Often the term microwaves or microwave energy is applied to a broad range of radiofrequency energies particularly with respect to the common heating frequencies, 915 MHz and 2450 MHz. The former is often employed in industrial heating applications while the latter is the frequency of the common household microwave oven and therefore represents a good frequency to excite water molecules. In this writing the term "microwaves" is generally employed to represent "radiofrequency energies selected from the range of about 500 to 5000 MHz", since in a practical sense this total range is employable for the subject invention.
The absorption of microwaves by the energy bands, particularly the vibrational energy levels, of atoms or molecules results in the thermal activation of the nonplasma material and the excitation of valence electrons. The nonplasma nature of these interactions is important for a separate and distinct form of heating employs plasma formed by arc conditions of a high temperature, often more than 3000.degree. F., and at much reduced pressures or vacuum conditions. For instance, refer to Kirk-Othmer, Encyclopedia of Chemical Technology, 3rd Edition, Supplementary Volume, pages 599-608, Plasma Technology. In microwave technology, as applied in the subject invention, neither condition is present and therefore no plasmas are formed.

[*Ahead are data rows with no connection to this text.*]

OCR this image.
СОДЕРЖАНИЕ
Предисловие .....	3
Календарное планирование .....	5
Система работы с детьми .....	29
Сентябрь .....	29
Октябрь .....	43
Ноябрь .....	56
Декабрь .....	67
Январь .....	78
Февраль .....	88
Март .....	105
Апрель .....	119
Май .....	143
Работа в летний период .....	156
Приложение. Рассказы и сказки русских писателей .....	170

Microwaves lower the effective activation energy required for desirable chemical reactions since they can act locally on a microscopic scale by exciting electrons of a group of specific atoms in contrast to normal global heating which raises the bulk temperature. Further this microscopic interaction is favored by polar molecules whose electrons become easily locally excited leading to high chemical activity; however, nonpolar molecules adjacent to such polar molecules are also affected but at a reduced extent. An example is the heating of polar water molecules in a common household microwave oven where the container is of nonpolar material, that is, microwave-passing, and stays relatively cool.
In this sense microwaves are often referred to as a form of catalysis when applied to chemical reaction rates. For instance, refer to Kirk-Othmer, Encyclopedia of Chemical Technology, 3rd Edition, Volume 15, pages 494-517, Microwave Technology.